Speaking of ridiculous, let’s talk about the piano virtuoso Kevin Cole, who performed in Gerschwin’s Concerto in F at the National Orchestral Institute + Festival event at the University of Maryland which SPS / AIP generously invited us to. Of all the songs played by the orchestra that night, none could match the bouncing, flaming energy that Kevin Cole channeled through the piano in the finale. The music was inspiring! My fingers itched for my trumpet, for ‘50s Big Band bananzas and the high-rising orchestral lines of Dvorak’s New World Symphony.
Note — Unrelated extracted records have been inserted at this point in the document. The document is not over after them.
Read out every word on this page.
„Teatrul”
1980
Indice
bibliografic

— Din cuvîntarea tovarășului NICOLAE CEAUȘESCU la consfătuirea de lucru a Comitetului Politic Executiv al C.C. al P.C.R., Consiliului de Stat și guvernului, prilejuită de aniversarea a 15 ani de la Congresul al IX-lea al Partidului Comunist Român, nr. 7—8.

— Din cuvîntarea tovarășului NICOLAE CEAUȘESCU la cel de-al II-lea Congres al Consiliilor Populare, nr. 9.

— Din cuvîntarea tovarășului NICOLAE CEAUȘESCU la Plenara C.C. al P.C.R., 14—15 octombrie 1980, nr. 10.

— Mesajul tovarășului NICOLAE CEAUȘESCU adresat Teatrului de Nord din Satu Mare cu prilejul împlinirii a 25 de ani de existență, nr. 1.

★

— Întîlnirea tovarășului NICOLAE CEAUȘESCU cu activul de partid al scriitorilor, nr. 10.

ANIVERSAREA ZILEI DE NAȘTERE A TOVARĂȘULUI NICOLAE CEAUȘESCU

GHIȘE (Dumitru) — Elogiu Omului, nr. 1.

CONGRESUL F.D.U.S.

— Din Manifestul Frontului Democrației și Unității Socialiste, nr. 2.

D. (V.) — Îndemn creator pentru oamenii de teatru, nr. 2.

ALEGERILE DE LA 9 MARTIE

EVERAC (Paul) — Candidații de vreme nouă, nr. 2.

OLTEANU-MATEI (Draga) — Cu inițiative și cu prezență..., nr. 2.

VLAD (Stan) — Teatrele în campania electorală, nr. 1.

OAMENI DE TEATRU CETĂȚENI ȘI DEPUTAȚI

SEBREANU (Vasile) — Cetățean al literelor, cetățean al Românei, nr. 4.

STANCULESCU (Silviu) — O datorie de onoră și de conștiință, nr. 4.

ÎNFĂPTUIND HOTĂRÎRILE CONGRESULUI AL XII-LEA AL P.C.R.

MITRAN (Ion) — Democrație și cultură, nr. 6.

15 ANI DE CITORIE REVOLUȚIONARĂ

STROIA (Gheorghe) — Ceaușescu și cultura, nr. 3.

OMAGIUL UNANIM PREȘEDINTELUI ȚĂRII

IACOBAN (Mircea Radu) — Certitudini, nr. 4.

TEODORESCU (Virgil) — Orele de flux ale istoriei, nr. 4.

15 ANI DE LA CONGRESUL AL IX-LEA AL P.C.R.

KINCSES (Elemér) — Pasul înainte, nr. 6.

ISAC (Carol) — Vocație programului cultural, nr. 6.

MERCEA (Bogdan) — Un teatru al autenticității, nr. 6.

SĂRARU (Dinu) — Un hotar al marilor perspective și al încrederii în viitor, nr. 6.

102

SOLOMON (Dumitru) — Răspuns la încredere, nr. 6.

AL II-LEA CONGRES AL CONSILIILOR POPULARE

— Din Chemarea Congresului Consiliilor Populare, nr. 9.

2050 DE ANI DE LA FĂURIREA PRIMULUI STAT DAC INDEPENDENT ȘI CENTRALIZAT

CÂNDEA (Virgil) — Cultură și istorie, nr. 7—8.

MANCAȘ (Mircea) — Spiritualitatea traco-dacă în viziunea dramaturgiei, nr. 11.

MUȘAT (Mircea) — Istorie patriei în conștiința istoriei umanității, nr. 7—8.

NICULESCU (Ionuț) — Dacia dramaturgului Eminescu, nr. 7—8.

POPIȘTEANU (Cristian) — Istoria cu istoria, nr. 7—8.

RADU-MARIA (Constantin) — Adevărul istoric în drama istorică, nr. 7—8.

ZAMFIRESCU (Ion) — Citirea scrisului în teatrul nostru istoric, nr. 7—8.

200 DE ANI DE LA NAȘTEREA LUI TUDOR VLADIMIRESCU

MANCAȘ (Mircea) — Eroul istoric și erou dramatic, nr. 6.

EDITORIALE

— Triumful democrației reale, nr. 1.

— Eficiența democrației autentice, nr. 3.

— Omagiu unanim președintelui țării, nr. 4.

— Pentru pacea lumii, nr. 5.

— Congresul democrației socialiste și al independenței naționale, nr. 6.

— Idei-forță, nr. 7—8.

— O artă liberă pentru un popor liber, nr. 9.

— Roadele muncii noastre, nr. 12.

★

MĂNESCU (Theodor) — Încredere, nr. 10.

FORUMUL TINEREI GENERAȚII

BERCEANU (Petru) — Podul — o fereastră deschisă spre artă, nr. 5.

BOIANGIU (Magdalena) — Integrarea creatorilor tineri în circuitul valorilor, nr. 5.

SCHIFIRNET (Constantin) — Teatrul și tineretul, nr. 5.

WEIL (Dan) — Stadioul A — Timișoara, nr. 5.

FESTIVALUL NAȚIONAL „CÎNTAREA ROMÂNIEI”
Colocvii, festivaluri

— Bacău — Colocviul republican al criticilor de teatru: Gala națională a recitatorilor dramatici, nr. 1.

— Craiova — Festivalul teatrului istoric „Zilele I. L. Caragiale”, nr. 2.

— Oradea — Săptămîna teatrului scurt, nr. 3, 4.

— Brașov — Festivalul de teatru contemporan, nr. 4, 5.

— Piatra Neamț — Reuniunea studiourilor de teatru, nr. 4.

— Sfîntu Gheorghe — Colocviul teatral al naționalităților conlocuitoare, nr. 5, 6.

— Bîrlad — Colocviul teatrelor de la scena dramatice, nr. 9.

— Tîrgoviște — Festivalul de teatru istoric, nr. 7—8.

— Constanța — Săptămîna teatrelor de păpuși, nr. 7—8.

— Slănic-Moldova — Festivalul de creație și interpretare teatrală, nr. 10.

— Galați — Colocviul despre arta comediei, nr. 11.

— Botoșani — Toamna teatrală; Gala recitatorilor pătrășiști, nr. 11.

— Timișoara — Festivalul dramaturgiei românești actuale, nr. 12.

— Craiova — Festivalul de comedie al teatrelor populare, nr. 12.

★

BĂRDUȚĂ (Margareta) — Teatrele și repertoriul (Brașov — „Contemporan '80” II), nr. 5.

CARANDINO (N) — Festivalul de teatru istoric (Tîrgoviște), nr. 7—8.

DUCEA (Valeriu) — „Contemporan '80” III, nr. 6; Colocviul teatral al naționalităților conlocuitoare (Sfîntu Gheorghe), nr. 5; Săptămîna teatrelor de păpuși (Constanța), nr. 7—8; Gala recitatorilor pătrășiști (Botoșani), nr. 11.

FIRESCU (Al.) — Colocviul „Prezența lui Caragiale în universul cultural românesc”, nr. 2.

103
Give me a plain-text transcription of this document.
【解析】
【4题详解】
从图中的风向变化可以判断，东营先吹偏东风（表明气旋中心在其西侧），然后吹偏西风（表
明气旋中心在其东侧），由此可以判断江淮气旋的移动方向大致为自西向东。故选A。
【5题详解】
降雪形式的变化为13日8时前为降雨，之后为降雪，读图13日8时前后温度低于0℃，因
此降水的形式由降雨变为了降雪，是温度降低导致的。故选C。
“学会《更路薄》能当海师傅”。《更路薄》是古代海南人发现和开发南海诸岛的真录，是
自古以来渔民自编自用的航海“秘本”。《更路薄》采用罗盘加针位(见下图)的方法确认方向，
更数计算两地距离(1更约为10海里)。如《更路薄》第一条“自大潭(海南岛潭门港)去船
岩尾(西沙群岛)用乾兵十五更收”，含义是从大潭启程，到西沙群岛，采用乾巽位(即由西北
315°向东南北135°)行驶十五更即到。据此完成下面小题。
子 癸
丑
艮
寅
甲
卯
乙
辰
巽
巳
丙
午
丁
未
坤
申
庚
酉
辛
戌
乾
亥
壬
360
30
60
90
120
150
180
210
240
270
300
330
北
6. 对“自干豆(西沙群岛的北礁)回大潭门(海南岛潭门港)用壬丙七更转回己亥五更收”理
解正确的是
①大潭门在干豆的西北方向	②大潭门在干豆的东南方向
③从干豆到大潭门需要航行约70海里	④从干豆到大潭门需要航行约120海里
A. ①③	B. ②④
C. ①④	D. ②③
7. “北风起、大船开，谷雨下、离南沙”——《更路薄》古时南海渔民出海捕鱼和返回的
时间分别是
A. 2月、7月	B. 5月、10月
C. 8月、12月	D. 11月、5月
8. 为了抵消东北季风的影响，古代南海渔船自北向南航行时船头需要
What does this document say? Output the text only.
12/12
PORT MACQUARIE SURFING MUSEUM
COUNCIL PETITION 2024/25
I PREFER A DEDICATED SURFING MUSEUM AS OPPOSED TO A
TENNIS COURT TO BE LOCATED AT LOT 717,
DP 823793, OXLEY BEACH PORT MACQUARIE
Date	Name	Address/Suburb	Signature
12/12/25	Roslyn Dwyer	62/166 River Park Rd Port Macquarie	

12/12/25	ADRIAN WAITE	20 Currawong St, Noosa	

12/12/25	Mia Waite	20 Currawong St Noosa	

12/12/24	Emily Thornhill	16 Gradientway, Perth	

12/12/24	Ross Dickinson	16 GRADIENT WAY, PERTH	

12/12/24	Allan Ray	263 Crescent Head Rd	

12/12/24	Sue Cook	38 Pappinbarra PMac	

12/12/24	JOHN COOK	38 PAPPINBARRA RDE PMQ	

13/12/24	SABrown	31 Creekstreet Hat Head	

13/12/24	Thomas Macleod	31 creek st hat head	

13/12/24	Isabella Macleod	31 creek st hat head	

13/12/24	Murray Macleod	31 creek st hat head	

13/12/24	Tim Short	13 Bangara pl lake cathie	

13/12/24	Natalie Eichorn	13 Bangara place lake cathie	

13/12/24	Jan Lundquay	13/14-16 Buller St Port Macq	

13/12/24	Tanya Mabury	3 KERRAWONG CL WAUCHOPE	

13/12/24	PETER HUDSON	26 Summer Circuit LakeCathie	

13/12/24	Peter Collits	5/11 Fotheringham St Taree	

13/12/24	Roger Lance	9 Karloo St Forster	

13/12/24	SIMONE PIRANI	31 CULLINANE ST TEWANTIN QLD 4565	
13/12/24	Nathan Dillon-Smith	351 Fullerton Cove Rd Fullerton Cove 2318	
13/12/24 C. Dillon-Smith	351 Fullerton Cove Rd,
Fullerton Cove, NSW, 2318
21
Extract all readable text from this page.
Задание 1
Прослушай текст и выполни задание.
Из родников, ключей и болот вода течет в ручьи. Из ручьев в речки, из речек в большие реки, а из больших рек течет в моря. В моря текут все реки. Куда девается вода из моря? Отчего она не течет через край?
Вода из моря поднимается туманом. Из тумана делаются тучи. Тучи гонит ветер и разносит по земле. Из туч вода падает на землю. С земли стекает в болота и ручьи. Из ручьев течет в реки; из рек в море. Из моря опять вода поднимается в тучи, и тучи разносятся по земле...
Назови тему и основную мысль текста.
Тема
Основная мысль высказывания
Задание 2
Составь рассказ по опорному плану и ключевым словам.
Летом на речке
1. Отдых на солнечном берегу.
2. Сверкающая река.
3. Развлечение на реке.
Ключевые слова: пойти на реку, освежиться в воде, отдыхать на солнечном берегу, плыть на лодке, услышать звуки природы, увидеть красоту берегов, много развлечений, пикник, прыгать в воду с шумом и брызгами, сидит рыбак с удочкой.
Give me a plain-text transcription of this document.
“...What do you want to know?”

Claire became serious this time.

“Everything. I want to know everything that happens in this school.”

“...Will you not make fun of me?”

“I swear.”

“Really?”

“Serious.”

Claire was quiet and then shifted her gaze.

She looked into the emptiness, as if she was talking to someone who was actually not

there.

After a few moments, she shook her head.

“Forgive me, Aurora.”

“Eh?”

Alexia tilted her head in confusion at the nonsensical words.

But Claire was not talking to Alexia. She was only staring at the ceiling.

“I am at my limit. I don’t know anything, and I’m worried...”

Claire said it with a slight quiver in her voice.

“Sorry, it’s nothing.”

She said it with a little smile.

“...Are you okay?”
I couldn’t keep a smile off my face the entire performance—and my disbelief was only grown after looking up a little history on Kevin Cole: within the last few years, he had a golf-ball sized brain tumor removed and was back on the piano before he had two months of recovery under his belt. Take a break from what you love doing? Never. That’s grit, and it’s pretty incredible. It reminds me to never stop working at what I want to do or accomplish. To choose to be diligent and persevere.

 

A little hard work payed off for me too—week three (“Four shalt thou not count, neither count thou two, excepting that thou then proceed to three. Five is right out.”) at NASA was tossed forward at leaps and bounds and bounces! The test fixture that wasn’t working? Works now. The software I didn’t have access to? Accessed. The data analysis program I was writing? It’s beautiful. Round two of clean room training? Under way. My work at Goddard has only gotten more exciting. The days fly by as I’m fully engaged and excited by the work I’m doing. I learn so much each and every day, meet new people, and push myself to the reach a little higher. Talk more. Ask more questions, challenge myself. Find new solutions to old problems.

 

And never turn down the opportunity for a new memory! Shout your heart out at a karaoke bar, then when you go home, bring the karaoke with you. Go for a 1 a.m. jog to the Lincoln Memorial. Crash an HBO TV shoot. Smile big smiles! Be like a boat—go where the water goes.

 

Battlestar Galactica? Battlestar Galactica is a second-rate re-imagining of Star Trek.